Kim Gordon performs Friday night at Saint George Hall. Photo courtesy of the artist.

Full schedule of events

MARFA — The Chinati Foundation presents its 37th Chinati Weekend this Friday, October 11, through Sunday, October 13. Highlights of this year’s programming include an exhibition by Zoe Leonard, a solo performance by Kim Gordon, special guests Lynne Cooke, Natalie Diaz and Dolores Dorantes, and an open studio event with current artist in residence Willie Binnie.
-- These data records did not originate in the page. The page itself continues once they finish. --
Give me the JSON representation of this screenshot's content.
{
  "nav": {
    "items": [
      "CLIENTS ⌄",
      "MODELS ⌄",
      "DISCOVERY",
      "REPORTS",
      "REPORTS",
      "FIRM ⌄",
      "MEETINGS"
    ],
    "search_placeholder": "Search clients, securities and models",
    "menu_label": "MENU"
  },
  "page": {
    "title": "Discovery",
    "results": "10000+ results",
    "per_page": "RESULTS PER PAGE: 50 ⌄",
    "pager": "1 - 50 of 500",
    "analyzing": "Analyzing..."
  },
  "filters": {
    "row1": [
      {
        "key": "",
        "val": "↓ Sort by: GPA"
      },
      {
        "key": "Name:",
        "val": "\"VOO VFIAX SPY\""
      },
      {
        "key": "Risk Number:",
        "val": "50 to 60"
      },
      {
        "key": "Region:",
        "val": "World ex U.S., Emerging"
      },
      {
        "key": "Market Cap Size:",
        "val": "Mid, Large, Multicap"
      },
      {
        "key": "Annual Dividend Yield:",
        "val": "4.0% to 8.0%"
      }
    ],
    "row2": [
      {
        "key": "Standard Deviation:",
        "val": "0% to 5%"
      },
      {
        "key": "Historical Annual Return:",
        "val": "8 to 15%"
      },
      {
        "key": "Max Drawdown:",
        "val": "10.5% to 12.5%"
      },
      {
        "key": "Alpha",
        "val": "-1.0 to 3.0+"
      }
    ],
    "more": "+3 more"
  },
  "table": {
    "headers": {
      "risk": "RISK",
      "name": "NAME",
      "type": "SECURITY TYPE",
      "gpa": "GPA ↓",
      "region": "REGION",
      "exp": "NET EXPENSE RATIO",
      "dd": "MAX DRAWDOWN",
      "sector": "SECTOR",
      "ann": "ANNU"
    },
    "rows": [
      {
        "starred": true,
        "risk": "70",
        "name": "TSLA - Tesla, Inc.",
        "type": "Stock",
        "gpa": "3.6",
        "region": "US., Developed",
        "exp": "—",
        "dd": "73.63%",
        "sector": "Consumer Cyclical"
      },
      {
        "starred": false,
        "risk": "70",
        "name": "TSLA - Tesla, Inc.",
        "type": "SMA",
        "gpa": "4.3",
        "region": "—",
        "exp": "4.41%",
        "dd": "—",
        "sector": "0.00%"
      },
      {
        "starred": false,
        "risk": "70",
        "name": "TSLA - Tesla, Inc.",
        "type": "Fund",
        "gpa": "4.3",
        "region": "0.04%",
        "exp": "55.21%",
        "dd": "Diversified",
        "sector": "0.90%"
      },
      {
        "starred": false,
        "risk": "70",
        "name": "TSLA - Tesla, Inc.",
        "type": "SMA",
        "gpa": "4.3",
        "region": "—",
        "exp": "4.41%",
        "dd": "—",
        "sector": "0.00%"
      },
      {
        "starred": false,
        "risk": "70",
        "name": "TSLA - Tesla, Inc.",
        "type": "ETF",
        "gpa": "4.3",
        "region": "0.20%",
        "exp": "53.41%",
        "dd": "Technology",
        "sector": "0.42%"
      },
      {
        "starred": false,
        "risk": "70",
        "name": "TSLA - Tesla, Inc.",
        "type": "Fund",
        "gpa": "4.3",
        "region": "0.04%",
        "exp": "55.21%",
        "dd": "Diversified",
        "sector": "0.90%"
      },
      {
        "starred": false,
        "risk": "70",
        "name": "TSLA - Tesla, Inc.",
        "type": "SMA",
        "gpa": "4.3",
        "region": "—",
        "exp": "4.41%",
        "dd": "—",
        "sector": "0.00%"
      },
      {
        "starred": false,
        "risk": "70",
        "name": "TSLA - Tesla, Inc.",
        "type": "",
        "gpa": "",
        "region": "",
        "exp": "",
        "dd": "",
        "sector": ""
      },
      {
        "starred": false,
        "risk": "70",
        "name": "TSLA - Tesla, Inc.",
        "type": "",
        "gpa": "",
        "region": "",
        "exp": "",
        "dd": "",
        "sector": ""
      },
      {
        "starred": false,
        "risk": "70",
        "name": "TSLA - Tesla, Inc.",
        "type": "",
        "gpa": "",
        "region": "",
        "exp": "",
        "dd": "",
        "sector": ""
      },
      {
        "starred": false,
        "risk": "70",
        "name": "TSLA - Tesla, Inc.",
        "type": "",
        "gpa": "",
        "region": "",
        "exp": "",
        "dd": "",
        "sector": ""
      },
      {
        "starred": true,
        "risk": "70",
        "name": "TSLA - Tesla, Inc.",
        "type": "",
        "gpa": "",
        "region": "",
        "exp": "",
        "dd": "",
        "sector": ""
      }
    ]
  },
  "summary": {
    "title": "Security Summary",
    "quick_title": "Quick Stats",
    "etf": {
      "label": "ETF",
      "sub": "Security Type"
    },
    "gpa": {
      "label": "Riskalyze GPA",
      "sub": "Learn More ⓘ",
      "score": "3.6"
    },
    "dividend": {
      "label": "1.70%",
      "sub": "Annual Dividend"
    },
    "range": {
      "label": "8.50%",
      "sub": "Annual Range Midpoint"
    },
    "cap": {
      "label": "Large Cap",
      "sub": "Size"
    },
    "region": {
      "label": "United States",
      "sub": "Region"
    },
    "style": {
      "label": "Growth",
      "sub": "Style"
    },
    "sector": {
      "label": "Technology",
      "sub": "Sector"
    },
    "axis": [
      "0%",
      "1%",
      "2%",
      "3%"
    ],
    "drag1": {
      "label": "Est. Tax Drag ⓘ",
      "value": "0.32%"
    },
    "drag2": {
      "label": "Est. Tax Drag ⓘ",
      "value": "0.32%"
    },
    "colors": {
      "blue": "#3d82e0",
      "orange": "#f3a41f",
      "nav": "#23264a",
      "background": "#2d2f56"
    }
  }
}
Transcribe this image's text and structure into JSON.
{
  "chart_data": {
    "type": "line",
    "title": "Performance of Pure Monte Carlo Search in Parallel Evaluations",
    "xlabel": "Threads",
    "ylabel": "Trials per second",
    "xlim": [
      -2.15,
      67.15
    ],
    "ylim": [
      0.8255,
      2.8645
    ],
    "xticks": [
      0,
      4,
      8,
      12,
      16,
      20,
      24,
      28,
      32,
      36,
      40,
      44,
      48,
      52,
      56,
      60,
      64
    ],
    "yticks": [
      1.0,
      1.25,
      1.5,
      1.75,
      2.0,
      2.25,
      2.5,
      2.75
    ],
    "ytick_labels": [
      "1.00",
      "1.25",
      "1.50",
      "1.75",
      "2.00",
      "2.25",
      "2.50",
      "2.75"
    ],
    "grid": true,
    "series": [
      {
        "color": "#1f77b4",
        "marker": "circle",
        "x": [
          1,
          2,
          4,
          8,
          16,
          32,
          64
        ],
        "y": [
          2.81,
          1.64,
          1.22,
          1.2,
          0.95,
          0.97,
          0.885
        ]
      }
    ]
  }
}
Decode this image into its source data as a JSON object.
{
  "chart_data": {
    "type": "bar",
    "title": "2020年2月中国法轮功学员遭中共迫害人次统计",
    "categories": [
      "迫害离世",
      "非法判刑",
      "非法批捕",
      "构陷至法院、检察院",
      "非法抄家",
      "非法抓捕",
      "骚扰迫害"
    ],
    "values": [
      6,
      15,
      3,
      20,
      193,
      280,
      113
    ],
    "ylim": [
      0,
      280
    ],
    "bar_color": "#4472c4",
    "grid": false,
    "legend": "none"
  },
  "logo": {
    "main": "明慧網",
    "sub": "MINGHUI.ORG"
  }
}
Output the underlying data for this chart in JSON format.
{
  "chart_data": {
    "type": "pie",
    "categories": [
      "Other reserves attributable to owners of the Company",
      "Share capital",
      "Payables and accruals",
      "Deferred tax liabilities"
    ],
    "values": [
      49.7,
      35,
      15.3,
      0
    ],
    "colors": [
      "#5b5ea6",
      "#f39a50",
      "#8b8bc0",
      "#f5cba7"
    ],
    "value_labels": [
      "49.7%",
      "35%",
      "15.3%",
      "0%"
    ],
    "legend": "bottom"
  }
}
A gathering started in 1987 by Chinati’s founder, the artist Donald Judd, this annual tradition offers visitors an opportunity to deepen their engagement with the foundation through open viewing of the collection, studio visits with artists, and public programs such as readings and concerts. 

Chinati Weekend 2024 marks the opening of the first exhibition of Zoe Leonard’s Al río / To the River in the Americas. On view through June 2025, the photographic work follows the course of the Rio Grande/Río Bravo where the river is used to define the boundary between the United States and Mexico. Leonard’s work contemplates the intricate cultural, social, political, ecological and economic landscapes that comprise the 1,200 mile stretch of river from Ciudad Juárez and El Paso to the Gulf of Mexico and poses the question: What does it mean to ask a body of water to perform a political task?

Additional highlights include a conversation between Leonard and Lynne Cooke, a friend and collaborator who currently serves as senior curator in the department of modern and contemporary art at the National Gallery of Art; and readings by poets Natalie Diaz and Dolores Dorantes. Diaz was awarded the Pulitzer Prize in poetry in 2021 for her collection Postcolonial Love Poem, and Dorantes previously collaborated with Leonard on a book of photographs and experimental writing titled El Río / The River.

In addition to the aforementioned events, all of which are free and open to the public, Chinati will host a ticketed Benefit Dinner and After Party on Saturday, October 12, the proceeds of which support Chinati’s year-round operations. This year, Chinati is thrilled to present After Party music by Veteranas & Rucas, Quecholatanrica, and PROXYGENTE, an experimental ruido-cumbia project by Mateo Galindo and Jon Lujan. Taking place in the Arena — a former military gymnasium that Judd restored in the mid-1980s — the celebration will raise crucial funds for Chinati’s core initiatives: to present its collection to a broad public; to build community and support artists through public programs, artist residencies and exhibitions; and to care for the art, architecture and land that Donald Judd conceived as integral to Chinati.